I started having trouble with depression in the fourth grade. By the time I came to Greenbrook TMS, I’d tried probably nine or ten medications over the course of four or five years. My biggest problem was the ...
I started having trouble with depression in the fourth grade. By the time I came to Greenbrook TMS, I’d tried probably nine or ten medications over the course of four or five years. My biggest problem was the dosage. Too low and it wouldn’t work. Too high and I’m really sensitive so I’d get really sick. Trying to figure out which medication would actually work and not make me sick was really hard. Being sensitive to medicine was a whole other dimension to the depression. Sometimes with the medication I felt more depressed or feel bi-polar. A few of them made me really sick—like I’d take it and 20 minutes later I couldn’t get out of bed without throwing up. Some of them made me really emotional. I’m already super emotional, so I’d just be crying all the time. Some of them just didn’t work and nothing changed.

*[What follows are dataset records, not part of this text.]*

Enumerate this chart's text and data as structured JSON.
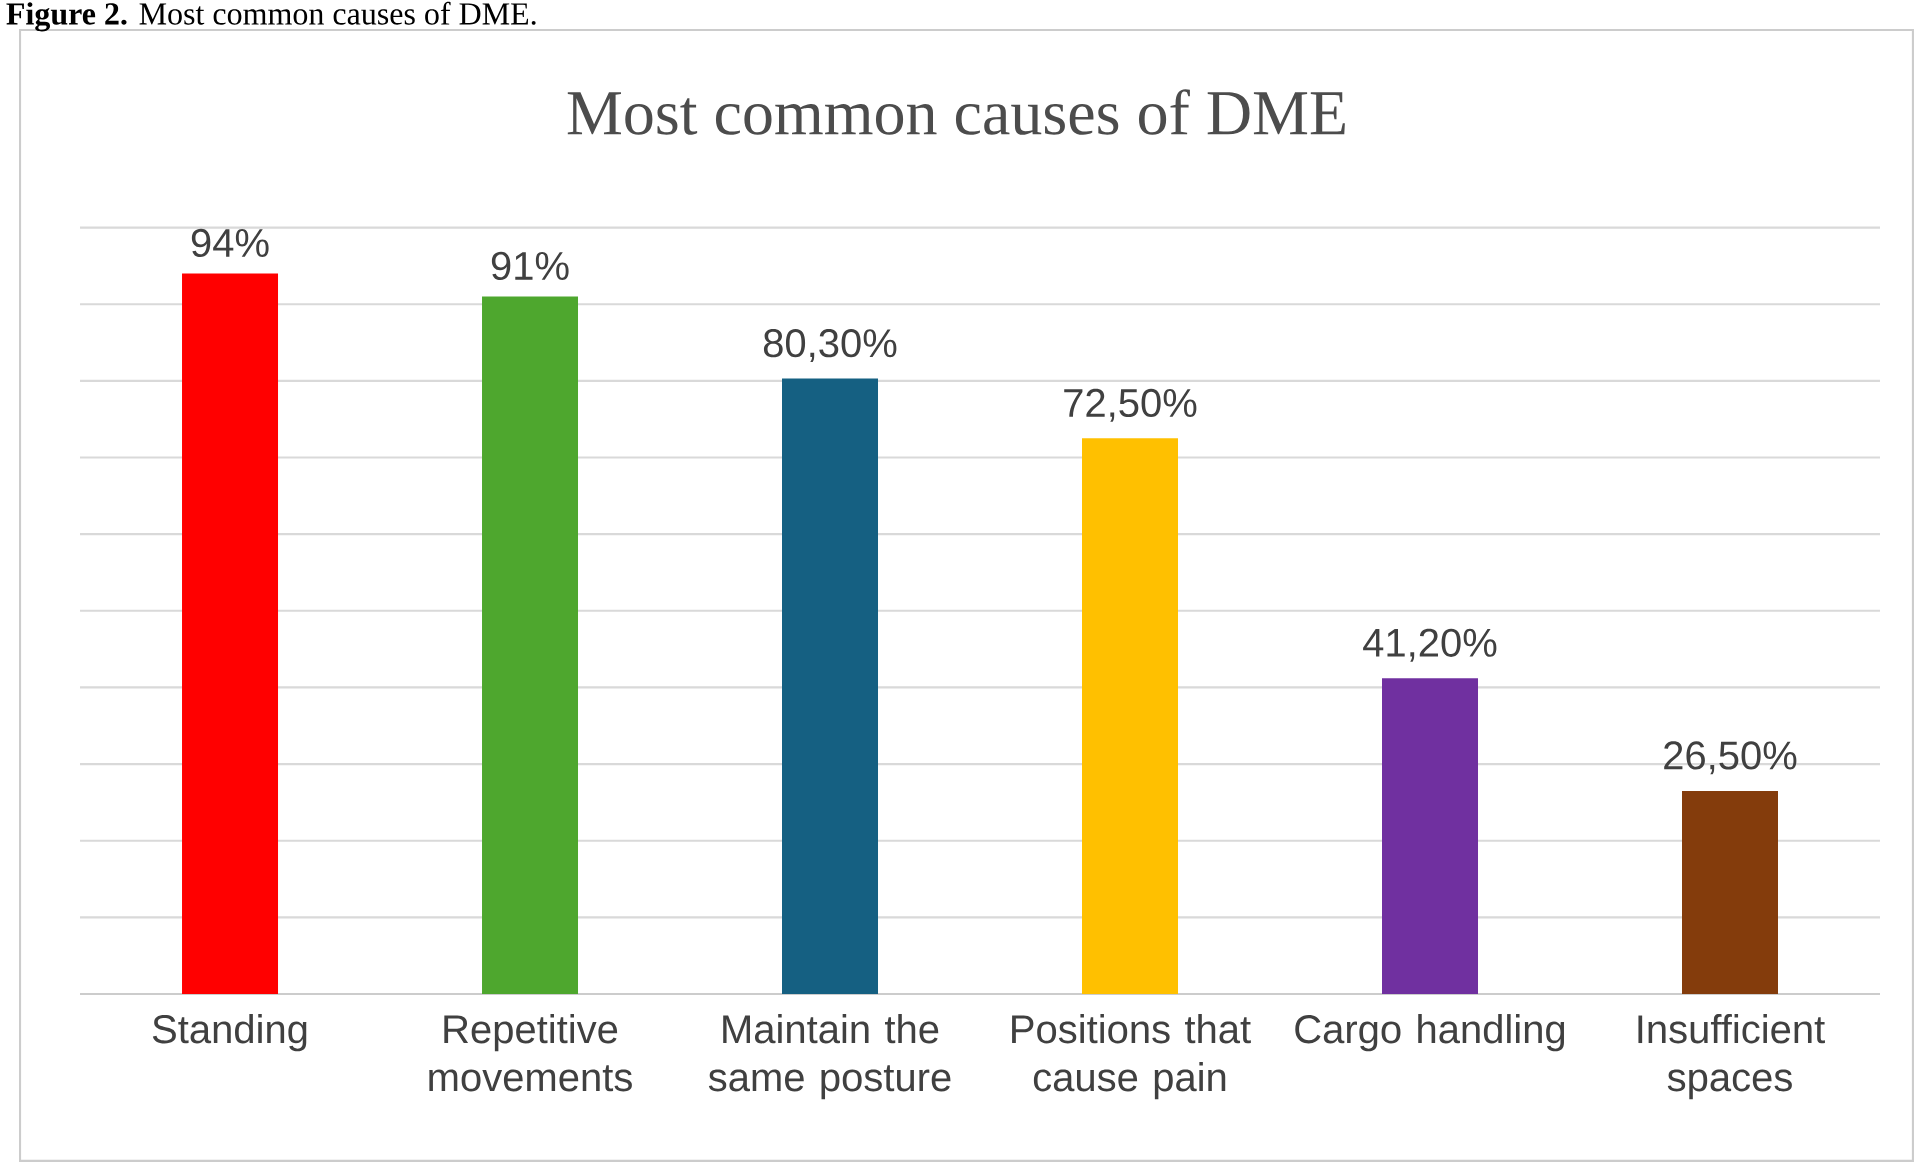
{
  "chart_data": {
    "type": "bar",
    "title": "Most common causes of DME",
    "annotations": [
      "**Figure 2.** Most common causes of DME."
    ],
    "categories": [
      "Standing",
      "Repetitive movements",
      "Maintain the same posture",
      "Positions that cause pain",
      "Cargo handling",
      "Insufficient spaces"
    ],
    "values": [
      94,
      91,
      80.3,
      72.5,
      41.2,
      26.5
    ],
    "value_labels": [
      "94%",
      "91%",
      "80,30%",
      "72,50%",
      "41,20%",
      "26,50%"
    ],
    "colors": [
      "#ff0000",
      "#4ea72e",
      "#156082",
      "#ffc000",
      "#7030a0",
      "#843c0c"
    ],
    "grid": "y"
  }
}
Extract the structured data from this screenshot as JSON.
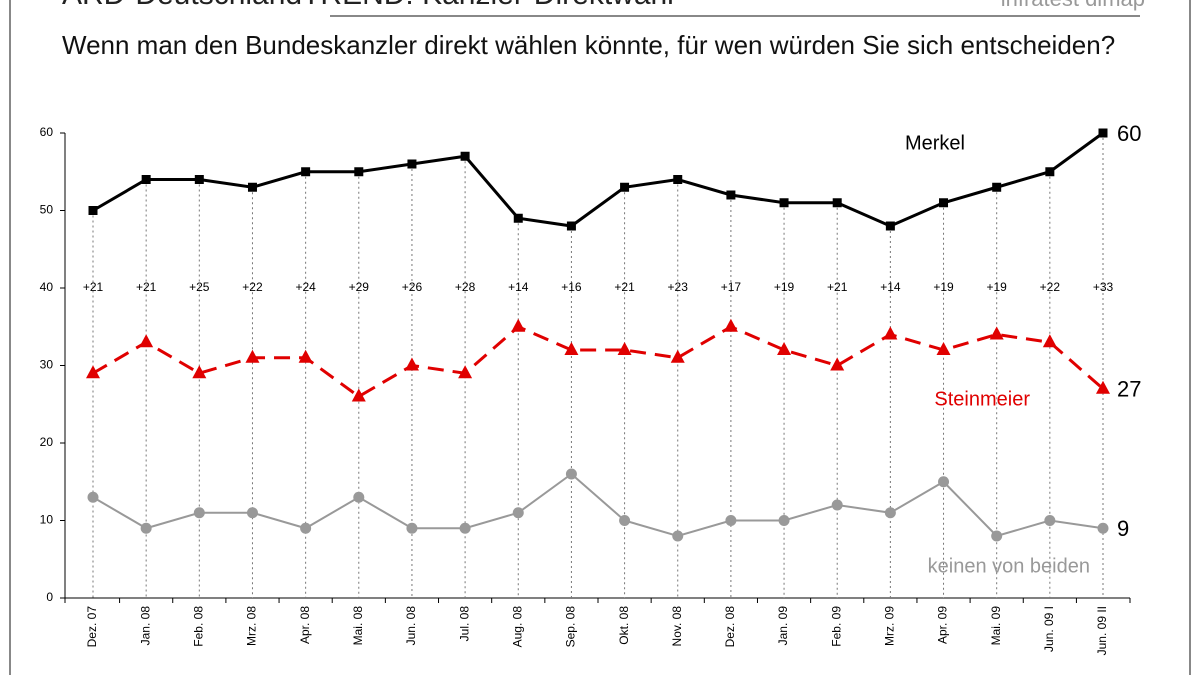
{
  "chart_data": {
    "type": "line",
    "title": "ARD-DeutschlandTREND: Kanzler-Direktwahl",
    "source": "infratest dimap",
    "subtitle": "Wenn man den Bundeskanzler direkt wählen könnte, für wen würden Sie sich entscheiden?",
    "categories": [
      "Dez. 07",
      "Jan. 08",
      "Feb. 08",
      "Mrz. 08",
      "Apr. 08",
      "Mai. 08",
      "Jun. 08",
      "Jul. 08",
      "Aug. 08",
      "Sep. 08",
      "Okt. 08",
      "Nov. 08",
      "Dez. 08",
      "Jan. 09",
      "Feb. 09",
      "Mrz. 09",
      "Apr. 09",
      "Mai. 09",
      "Jun. 09 I",
      "Jun. 09 II"
    ],
    "series": [
      {
        "name": "Merkel",
        "color": "#000000",
        "marker": "square",
        "dashed": false,
        "values": [
          50,
          54,
          54,
          53,
          55,
          55,
          56,
          57,
          49,
          48,
          53,
          54,
          52,
          51,
          51,
          48,
          51,
          53,
          55,
          60
        ]
      },
      {
        "name": "Steinmeier",
        "color": "#e00000",
        "marker": "triangle",
        "dashed": true,
        "values": [
          29,
          33,
          29,
          31,
          31,
          26,
          30,
          29,
          35,
          32,
          32,
          31,
          35,
          32,
          30,
          34,
          32,
          34,
          33,
          27
        ]
      },
      {
        "name": "keinen von beiden",
        "color": "#999999",
        "marker": "circle",
        "dashed": false,
        "values": [
          13,
          9,
          11,
          11,
          9,
          13,
          9,
          9,
          11,
          16,
          10,
          8,
          10,
          10,
          12,
          11,
          15,
          8,
          10,
          9
        ]
      }
    ],
    "differences": {
      "values": [
        21,
        21,
        25,
        22,
        24,
        29,
        26,
        28,
        14,
        16,
        21,
        23,
        17,
        19,
        21,
        14,
        19,
        19,
        22,
        33
      ],
      "value_labels": [
        "+21",
        "+21",
        "+25",
        "+22",
        "+24",
        "+29",
        "+26",
        "+28",
        "+14",
        "+16",
        "+21",
        "+23",
        "+17",
        "+19",
        "+21",
        "+14",
        "+19",
        "+19",
        "+22",
        "+33"
      ]
    },
    "ylim": [
      0,
      60
    ],
    "yticks": [
      0,
      10,
      20,
      30,
      40,
      50,
      60
    ]
  }
}
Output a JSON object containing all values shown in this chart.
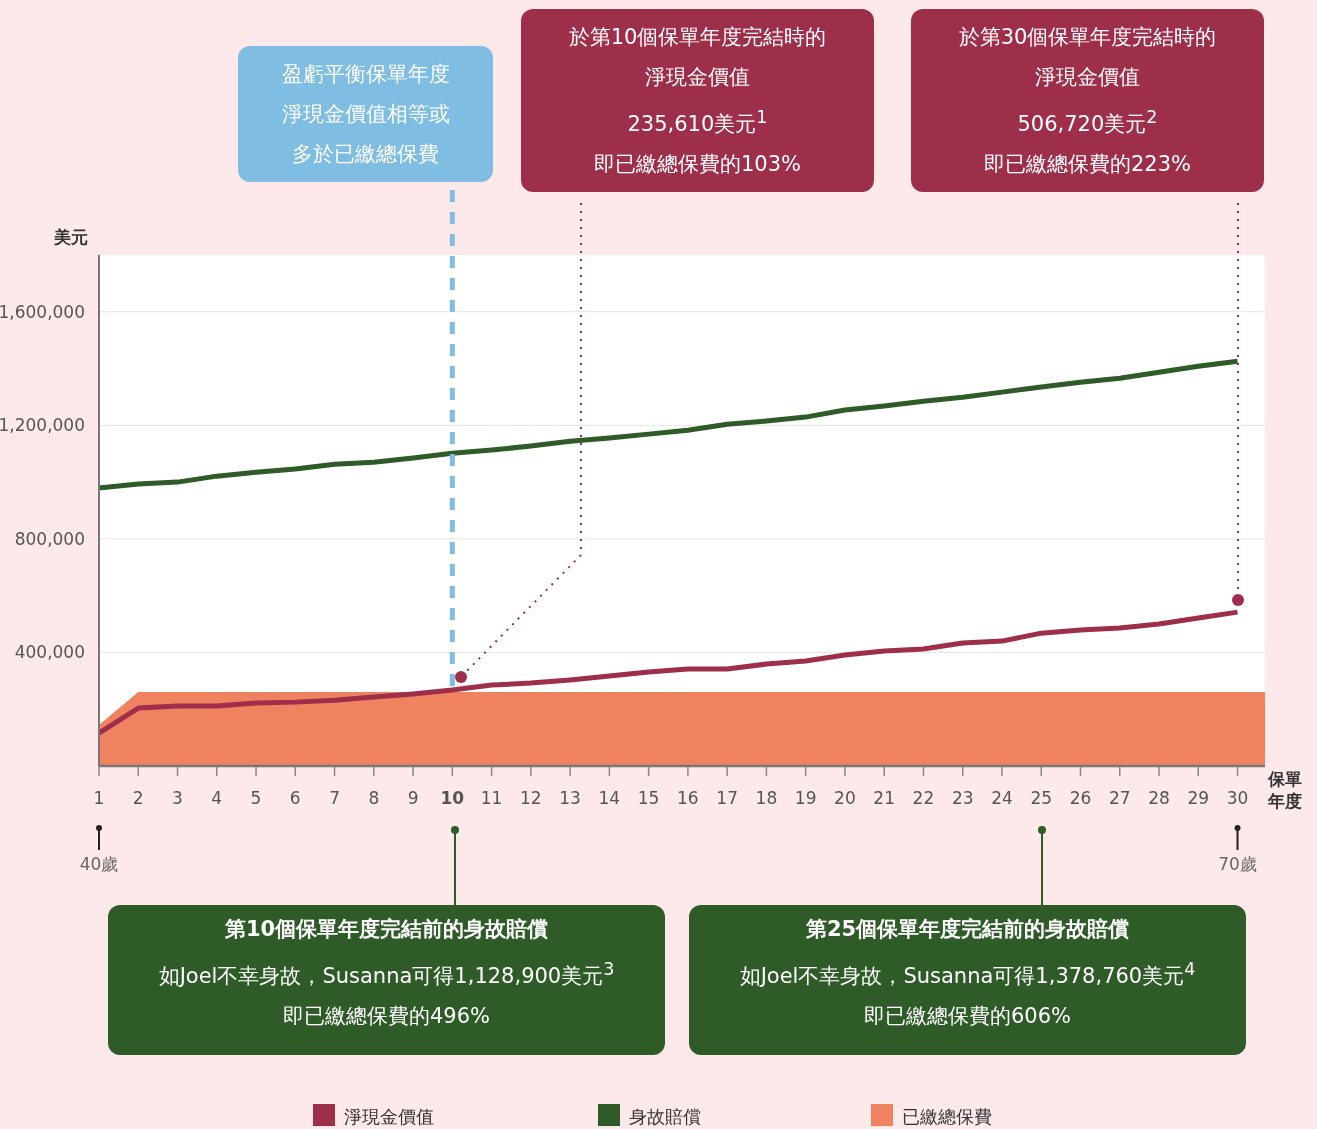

I actually found about TMS Therapy from a Twitter article. I talked to my parents and went in for a consult. Three to four weeks into treatment, I started noticing that my sleep was getting gradually better. Around the halfway point they raised the number of pulses I was getting and it really started working. For nine years before this, I thought about suicide every day. Literally everyday. One day, I stopped thinking about. And I haven’t thought about it since. It’s a huge weight lifted off your shoulders. I almost can’t believe it.
I’m in college and I work as a server, and I noticed that at work I still get frustrated but now I handle it better. I used to get frustrated and just walk away, or react badly faster than I should. Now I’m more calm and I handle things a lot better. My eating habits are better and I don’t have to force myself to eat. I’m motivated to do homework, which I used to never do. My anxiety has always been rooted in my depression but I’m able to control it more and it’s not as bad as it used to be. Since Greenbrook TMS, I have more control over how I react to things and my emotions. I used to not care and just react however my depression wanted me to, but now I’m able to control it more.
I basically did a 180 on my life. Everything’s changed. The way I look at things and how I act and spend my energy on other things and not on just trying to keep myself alive. Its indescribable.